Zeitreisen
Bei Google ist das Fotoarchiv von LIFE online verfügbar. Stöbern lohnt sich.
Und zwischendrin findet man dann auch Dinge wie meine Universität. Vor 60 Jahren. Uff.
Du freust dich ja gar nicht
Ich glaube, ich habe ein Problem mit Musik. Nicht nur, dass ich meiner Empfindung nach deutlich länger brauche, um neue Lieder gutzufinden, zu erschließen, im Kopf zu behalten, als mein Umfeld, ich habe vor allem ein praktisches Problem, wenn es an einen Jahresrückblick geht: Alle meine Lieblingsalben der letzten Jahre waren zum Zeitpunkt, an dem ich sie schätzen lernte, schon mindestens ein Jahr alt. Genauso jetzt. Ich nominiere: Jens Friebe – Das mit dem Auto ist egal Hauptsache dir ist nichts passiert.
Ich komme erst jetzt dazu, weil Jens Friebe (subjektiv) einen ziemlich miesen Ruf hat.

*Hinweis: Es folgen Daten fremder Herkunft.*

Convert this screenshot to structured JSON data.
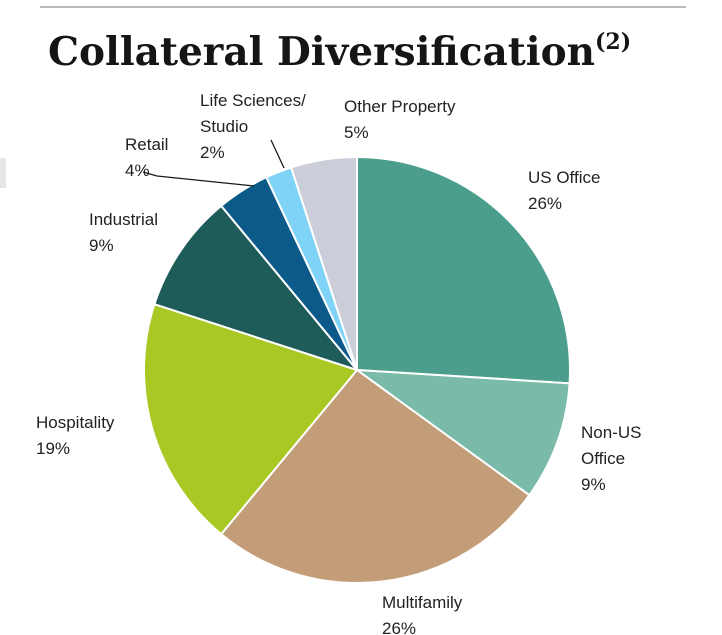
{
  "header": {
    "title": "Collateral Diversification",
    "footnote": "(2)"
  },
  "chart_data": {
    "type": "pie",
    "title": "Collateral Diversification",
    "unit": "%",
    "start": "12 o'clock, clockwise",
    "slices": [
      {
        "label": "US Office",
        "label_lines": [
          "US Office"
        ],
        "value": 26,
        "value_label": "26%",
        "color": "#4a9e8b"
      },
      {
        "label": "Non-US Office",
        "label_lines": [
          "Non-US",
          "Office"
        ],
        "value": 9,
        "value_label": "9%",
        "color": "#79baa9"
      },
      {
        "label": "Multifamily",
        "label_lines": [
          "Multifamily"
        ],
        "value": 26,
        "value_label": "26%",
        "color": "#c29d78"
      },
      {
        "label": "Hospitality",
        "label_lines": [
          "Hospitality"
        ],
        "value": 19,
        "value_label": "19%",
        "color": "#a9c823"
      },
      {
        "label": "Industrial",
        "label_lines": [
          "Industrial"
        ],
        "value": 9,
        "value_label": "9%",
        "color": "#1e5c5a"
      },
      {
        "label": "Retail",
        "label_lines": [
          "Retail"
        ],
        "value": 4,
        "value_label": "4%",
        "color": "#0c5a8a"
      },
      {
        "label": "Life Sciences/ Studio",
        "label_lines": [
          "Life Sciences/",
          "Studio"
        ],
        "value": 2,
        "value_label": "2%",
        "color": "#7fd3f7"
      },
      {
        "label": "Other Property",
        "label_lines": [
          "Other Property"
        ],
        "value": 5,
        "value_label": "5%",
        "color": "#cbced9"
      }
    ]
  }
}
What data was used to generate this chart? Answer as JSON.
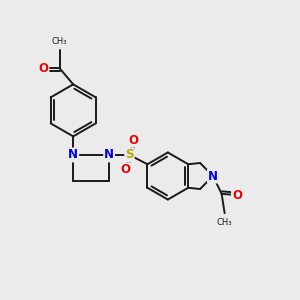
{
  "background_color": "#ebebeb",
  "bond_color": "#1a1a1a",
  "bond_width": 1.4,
  "atom_colors": {
    "N": "#0000ee",
    "O": "#ee0000",
    "S": "#bbaa00",
    "C": "#1a1a1a"
  },
  "font_size_atom": 8.5,
  "fig_size": [
    3.0,
    3.0
  ],
  "dpi": 100,
  "xlim": [
    0,
    12
  ],
  "ylim": [
    0,
    12
  ]
}
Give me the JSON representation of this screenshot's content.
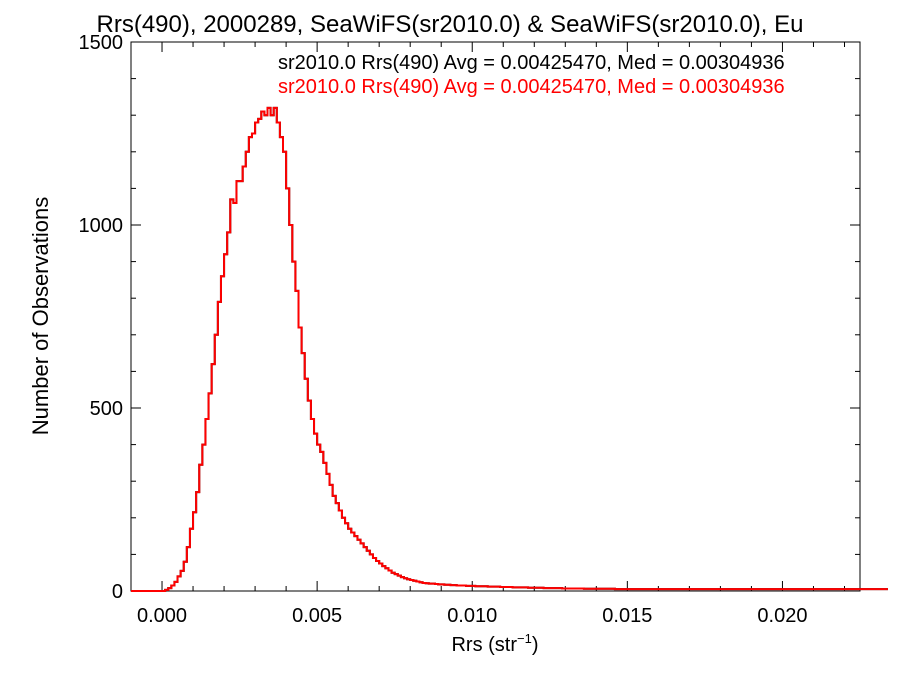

Also, positive Rezensionen und so, aber in meinem Hinterkopf immer trockener Indierock mit Intro-Attitüde, auslotend, wie wenig Eingängigkeit man in die Sparte ‘Pop’ pressen kann.
Das ist alles Blödsinn. Jens Friebe macht den besten deutschsprachigen Pop der letzten Zeit. Also so richtigen Pop. Hooks wie in ‘Hass, Hass, Hass’ und ‘Du freust dich ja gar nicht’ würde ich auch gerne mal produzieren. Und auch im Kontext von deutschem Indie kann man endlich mal lernen, warum ich hier in Bonn nicht mehr ‘Musikwissenschaften’ studiere, sondern ‘Sound Studies’. In oben erwähntem ‘Hass, Hass, Hass’ wird ein so dezenter Hall auf die Stimme gelegt, dass man ihn teilweise kaum bemerkt, er aber wirkungsvoll eine alte Rock’n'Roll-Atmosphäre erzeugt.
Ich kenne die vorherigen Alben von Friebe nicht, aber ich werde das nachholen. Wenn ich erstmal über so blödsinnige Rezensionen wie diese hier weg bin:
Der Titel des Albums ist nicht nur überraschend, sondern auch schön romantisch verklärt. Setzt der Urangst des Menschen, jemanden Nahestehenden zu verlieren, einen Hoffnungsschimmer entgegen.
[...]
Da wird die Schönheit der Chance in den entkommenen Katastrophen und den Steinen im Weg gesucht, “Hass, Hass, Hass” der Gesellschaft an den hohlen Kopf geworfen und sich doch ihren Regeln angepasst.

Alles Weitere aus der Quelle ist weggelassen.